Regulation of carboxyl ester lipase adsorption to surfaces. 2. Physical state specificity

Abstract

The physical specificity of adsorption of porcine pancreatic carboxylester lipase to mixed-lipid surface was examined by using films at the argon-buffer interface. They were comprised of 1-palmitoyl-2-oleoylphosphatidylcholine and triolein, 1,3-diolein, methyl oleate, oleonitrile, oleyl alcohol, or 13,16-docosadienoic acid. Under conditions where the surfaces are thermodynamically well-defined, each of these binary systems exhibits the formation of a lipid-lipid complex that is completely miscible with uncomplexed non-phospholipid [Smaby, J. M., and Brockman, H. L. (1985) Biophys.

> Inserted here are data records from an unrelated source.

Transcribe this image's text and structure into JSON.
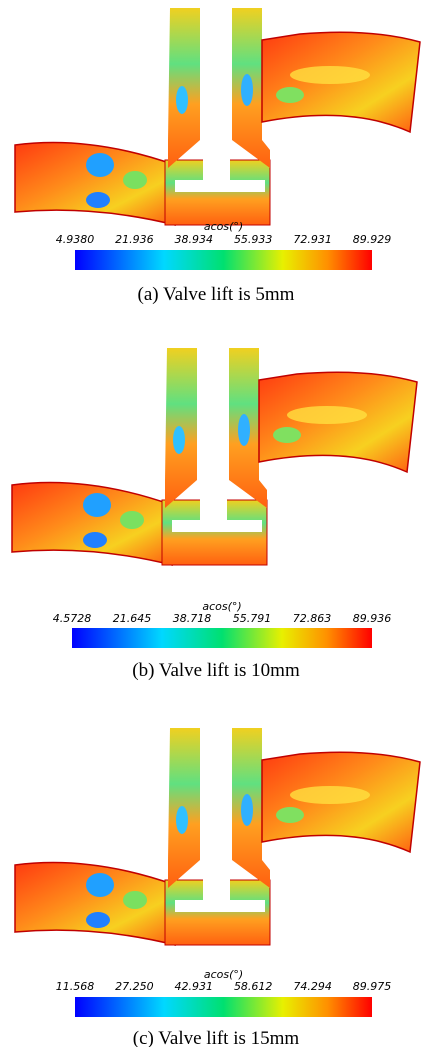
{
  "panels": [
    {
      "colorbar": {
        "title": "acos(°)",
        "ticks": [
          "4.9380",
          "21.936",
          "38.934",
          "55.933",
          "72.931",
          "89.929"
        ]
      },
      "caption": "(a) Valve lift is 5mm"
    },
    {
      "colorbar": {
        "title": "acos(°)",
        "ticks": [
          "4.5728",
          "21.645",
          "38.718",
          "55.791",
          "72.863",
          "89.936"
        ]
      },
      "caption": "(b) Valve lift is 10mm"
    },
    {
      "colorbar": {
        "title": "acos(°)",
        "ticks": [
          "11.568",
          "27.250",
          "42.931",
          "58.612",
          "74.294",
          "89.975"
        ]
      },
      "caption": "(c) Valve lift is 15mm"
    }
  ]
}
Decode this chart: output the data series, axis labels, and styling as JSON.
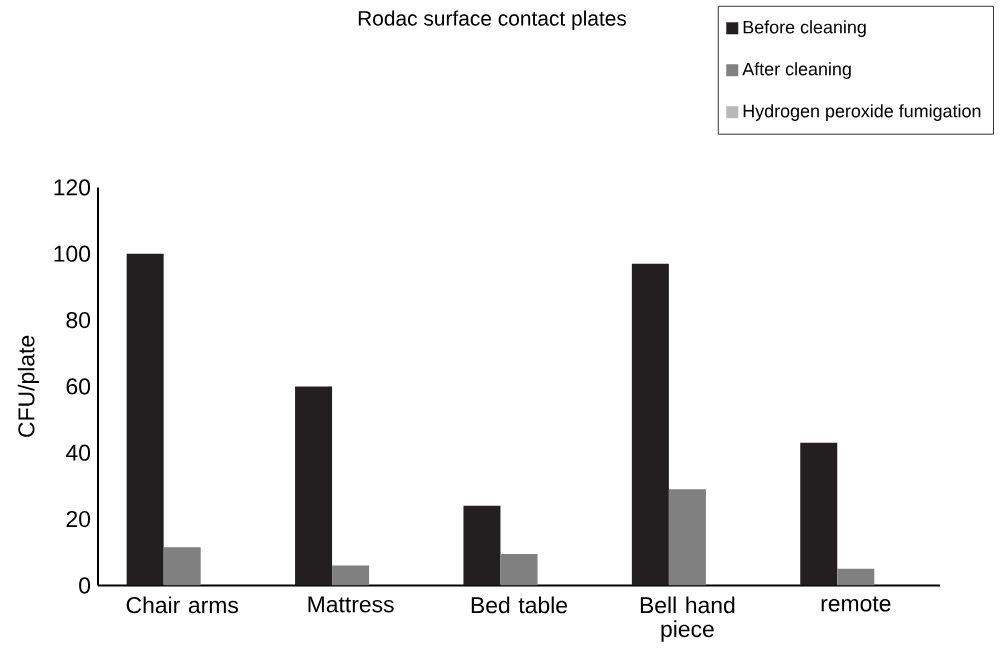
{
  "chart_data": {
    "type": "bar",
    "title": "Rodac surface contact plates",
    "ylabel": "CFU/plate",
    "categories": [
      "Chair arms",
      "Mattress",
      "Bed table",
      "Bell hand piece",
      "remote"
    ],
    "series": [
      {
        "name": "Before cleaning",
        "color": "#231f20",
        "values": [
          100,
          60,
          24,
          97,
          43
        ]
      },
      {
        "name": "After cleaning",
        "color": "#808080",
        "values": [
          11.5,
          6,
          9.5,
          29,
          5
        ]
      },
      {
        "name": "Hydrogen peroxide fumigation",
        "color": "#b8b8b8",
        "values": [
          null,
          null,
          0,
          null,
          null
        ]
      }
    ],
    "ylim": [
      0,
      120
    ],
    "yticks": [
      0,
      20,
      40,
      60,
      80,
      100,
      120
    ],
    "legend": "top right",
    "grid": false
  }
}
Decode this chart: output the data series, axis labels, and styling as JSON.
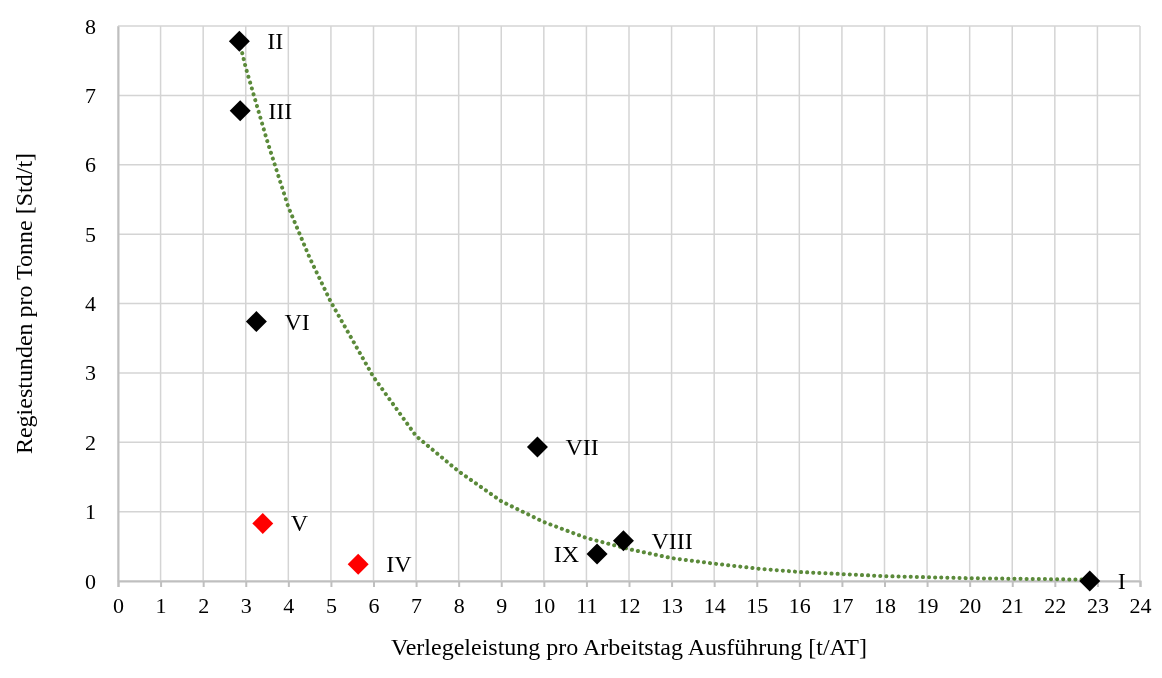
{
  "chart_data": {
    "type": "scatter",
    "xlabel": "Verlegeleistung pro Arbeitstag Ausführung [t/AT]",
    "ylabel": "Regiestunden pro Tonne [Std/t]",
    "xlim": [
      0,
      24
    ],
    "xticks": [
      0,
      1,
      2,
      3,
      4,
      5,
      6,
      7,
      8,
      9,
      10,
      11,
      12,
      13,
      14,
      15,
      16,
      17,
      18,
      19,
      20,
      21,
      22,
      23,
      24
    ],
    "ylim": [
      0,
      8
    ],
    "yticks": [
      0,
      1,
      2,
      3,
      4,
      5,
      6,
      7,
      8
    ],
    "grid": true,
    "marker": "diamond",
    "series": [
      {
        "type": "line",
        "color": "#5b8a3a",
        "line_style": "dotted",
        "marker": "none",
        "x": [
          2.85,
          3,
          3.5,
          4,
          4.5,
          5,
          6,
          7,
          8,
          9,
          10,
          11,
          12,
          13,
          14,
          15,
          16,
          18,
          20,
          22.82
        ],
        "values": [
          7.78,
          7.4,
          6.35,
          5.39,
          4.66,
          4.02,
          2.94,
          2.09,
          1.58,
          1.15,
          0.85,
          0.62,
          0.46,
          0.33,
          0.25,
          0.18,
          0.13,
          0.07,
          0.04,
          0.02
        ]
      },
      {
        "color": "#000000",
        "x": [
          22.82,
          2.85,
          2.87,
          3.25,
          9.85,
          11.87,
          11.25
        ],
        "values": [
          0,
          7.78,
          6.78,
          3.74,
          1.93,
          0.58,
          0.39
        ]
      },
      {
        "color": "#ff0000",
        "x": [
          5.64,
          3.4
        ],
        "values": [
          0.24,
          0.83
        ]
      }
    ],
    "annotations": [
      {
        "text": "I",
        "x": 22.82,
        "y": 0
      },
      {
        "text": "II",
        "x": 2.85,
        "y": 7.78
      },
      {
        "text": "III",
        "x": 2.87,
        "y": 6.78
      },
      {
        "text": "IV",
        "x": 5.64,
        "y": 0.24
      },
      {
        "text": "V",
        "x": 3.4,
        "y": 0.83
      },
      {
        "text": "VI",
        "x": 3.25,
        "y": 3.74
      },
      {
        "text": "VII",
        "x": 9.85,
        "y": 1.93
      },
      {
        "text": "VIII",
        "x": 11.87,
        "y": 0.58
      },
      {
        "text": "IX",
        "x": 11.25,
        "y": 0.39
      }
    ]
  }
}
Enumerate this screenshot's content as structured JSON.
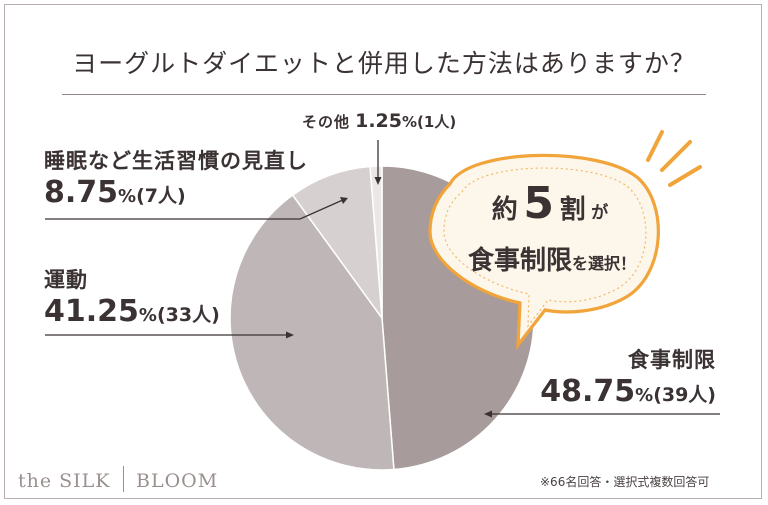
{
  "title": "ヨーグルトダイエットと併用した方法はありますか？",
  "chart_data": {
    "type": "pie",
    "slices": [
      {
        "label": "食事制限",
        "percent": 48.75,
        "count_text": "(39人)",
        "color": "#a79b9b"
      },
      {
        "label": "運動",
        "percent": 41.25,
        "count_text": "(33人)",
        "color": "#bfb7b7"
      },
      {
        "label": "睡眠など生活習慣の見直し",
        "percent": 8.75,
        "count_text": "(7人)",
        "color": "#d7d0d0"
      },
      {
        "label": "その他",
        "percent": 1.25,
        "count_text": "(1人)",
        "color": "#ebe7e7"
      }
    ],
    "start": "top",
    "direction": "clockwise"
  },
  "labels": {
    "shokuji": {
      "cat": "食事制限",
      "val": "48.75",
      "pct": "%",
      "cnt": "(39人)"
    },
    "undo": {
      "cat": "運動",
      "val": "41.25",
      "pct": "%",
      "cnt": "(33人)"
    },
    "suimin": {
      "cat": "睡眠など生活習慣の見直し",
      "val": "8.75",
      "pct": "%",
      "cnt": "(7人)"
    },
    "sonota": {
      "cat": "その他",
      "val": "1.25",
      "pct": "%",
      "cnt": "(1人)"
    }
  },
  "callout": {
    "line1_pre": "約",
    "line1_num": "5",
    "line1_mid": "割",
    "line1_post": "が",
    "line2_main": "食事制限",
    "line2_post": "を選択！",
    "accent": "#f0a43a",
    "fill": "#fdf6ea"
  },
  "brand": {
    "left": "the SILK",
    "right": "BLOOM"
  },
  "footnote": "※66名回答・選択式複数回答可"
}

J. 48, 701-707]. Initial rates of adsorption of enzyme to the complexes were .gtoreq. 5% of those measured in the absence of phospholipid and comparable to its rate of adsorption to phospholipid alone. This occurred despite there being up to 46% of the surface area occupied by non-phospholipid in the complexes. Equilibrium binding measurements were made at a composition where phospholipid-fatty acid complex was the predominant species. These showed that the low rates were due to an absence of adsorption sites relative to surfaces of fatty acid alone. With diolein or fatty acid and phosphilipid, equilibrium binding was also measured at compositions intermediate between that of the complex and pure non-phospholipid. In both systems surface concentrations of enzyme varied nonideally with respect to either the mole fraction or area fraction of complex and uncomplexed diolein or fatty acid in the film. At area fractions of uncomplexed lipid of 0.35 and 0.67, dissociation constants for enzyme absorption were increased 10-20-fold relative to pure fatty acid or diolein. Thus, lipid-lipid interactions can be important regulators of lipid-protein interactions. The inhibition of adsorption by complexes is not attributable to the absolute value of the interfacial tension or to the ionization state of the fatty acid but is related to the fraction of the surface area occupied by complex. Qualitatively, such behavior can be understood by consideration of the relative sizes of the enzyme molecule and the lipid domains.